Female workers in particular – the largest and most researched group in the sex industry - use condoms for oral, vaginal and anal sex. The reasons for Australian sex workers having been so successful at implementing wide scale condom usage in commercial transactions are complex, ranging from the obvious prevention of transmission to the creation of a psychological barrier between worker and client during penetrative sex. Female sex workers were using condoms prior to the emergence of HIV in Australia to avoid other STIs such as gonorrhoea, however HIV increased the support of sex industry management for safer sex and also reduced client resistance to condoms. Sex workers have been linked with disease in our culture since the days of syphilis epidemics in Europe, and sex workers use this stereotype strategically with clients - alluding to the fact that the client needs to protect himself 2 against the worker to reinforce the expectation of safer sex.

 

For male sex workers, HIV/AIDS education often involves expelling some of their client’s myths of transmission. For instance, men visiting male and pre-operative transgender workers may try to encourage the sex worker to have sex without a condom with comments like, “I’m married. I’m clean. I/you don’t need to use a condom” or “I’m not gay so I don’t have HIV.” The worker’s insistence of condom usage may go some way towards educating their clients on not only the risk of HIV, but STIs.

Sex work skills

Sex workers use a range of skills within commercial sexual services that increase the comfort levels of clients around safer sex. A good example is the application of condoms using the mouth. This technique is great preparation for safer oral sex and eroticises condom use, so that putting on the condom is less intrusive to the flow of the exchange, ensuring that the client is less likely to lose an erection. Also, some sex workers will open the condoms and have them close by before the sex begins, further reducing interruption.

 

One of the gifts that sex workers offer their clients is to broaden their sexual horizons. Often, one of the messages our culture promotes is that sex revolves around penetration. Heterosexual men in particular can be focused around penetrative sex almost to the exclusion of other forms of erotic play. For female sex workers on the job learning, informal peer education between co-workers in sex industry workplaces and formalised peer education through sex worker organisations; has developed a broad repertoire of erotic touch. This can include body slides (a sexy form of body contact massage); tit-fucking (known as Spanish within the sex industry) and nipple play on a client. These techniques minimise the length of time spent performing penetrative sex – thereby reducing condom breakages and wear and tear on the body. An additional benefit of these non-penetrative activities can be introducing clients to unfamiliar erogenous zones and lower risk sex play.

 

Unfortunately, sex workers are not immune to negative messages about sex in our culture.
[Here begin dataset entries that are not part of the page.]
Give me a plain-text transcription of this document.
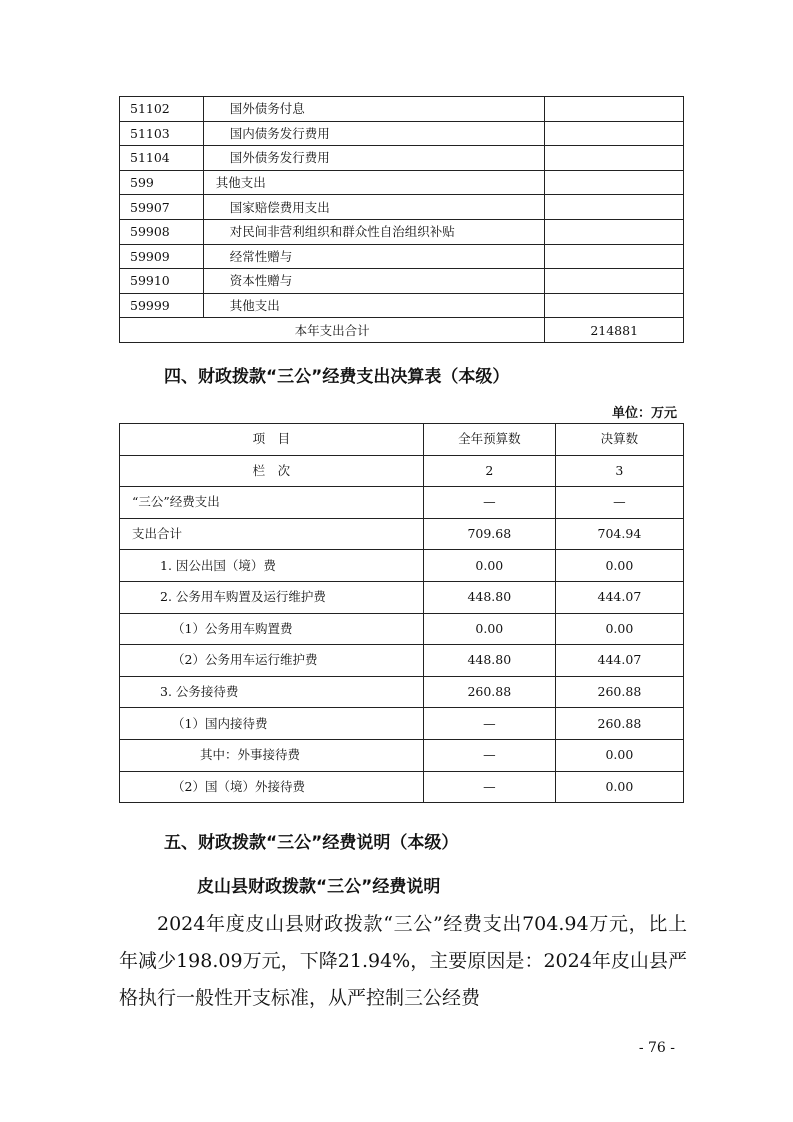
51102	国外债务付息	
51103	国内债务发行费用	
51104	国外债务发行费用	
599	其他支出	
59907	国家赔偿费用支出	
59908	对民间非营利组织和群众性自治组织补贴	
59909	经常性赠与	
59910	资本性赠与	
59999	其他支出	
本年支出合计		214881
四、财政拨款“三公”经费支出决算表（本级）
单位：万元
项　目	全年预算数	决算数
栏　次	2	3
“三公”经费支出	—	—
支出合计	709.68	704.94
1. 因公出国（境）费	0.00	0.00
2. 公务用车购置及运行维护费	448.80	444.07
（1）公务用车购置费	0.00	0.00
（2）公务用车运行维护费	448.80	444.07
3. 公务接待费	260.88	260.88
（1）国内接待费	—	260.88
其中：外事接待费	—	0.00
（2）国（境）外接待费	—	0.00
五、财政拨款“三公”经费说明（本级）
皮山县财政拨款“三公”经费说明

2024年度皮山县财政拨款“三公”经费支出704.94万元，比上年减少198.09万元，下降21.94%，主要原因是：2024年皮山县严格执行一般性开支标准，从严控制三公经费

- 76 -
Female sex workers in particular can be affected by stigma attached to sexually active women. However, even when sex workers are not embraced by sex positivity and pride, usually they can talk about sex in a frank and comfortable way. This comfort is developed due to a feature of commercial sex as one of the most heavily negotiated sexual exchanges. The professional framework around sex work has created conditions for explicit conversations about sexual boundaries and desires. The role of sex workers who can talk with ease and knowledge about sex cannot be underestimated in creating an environment for learning about sexuality. This openness allows for non-judgemental exploration of sex, hopefully increasing the chances of clients approaching pleasure in a healthy, joyous and less risky fashion.

References

1 Harcout, C, 1994, "Prostitution and Public Health in the Era of AIDS." In Sex Work and Sex Workers in Australia, edited by R. Perkins, G. Prestage, R. Sharp and F. Lovejoy, University of NSW Press, Sydney: 218-219.

2. The overwhelming majority of clients of sex workers are male, and for the purpose of this article, the focus is on male clients.


Serena Mawulisa is a Project Worker with SIN (Sex Industry Network) in South Australia.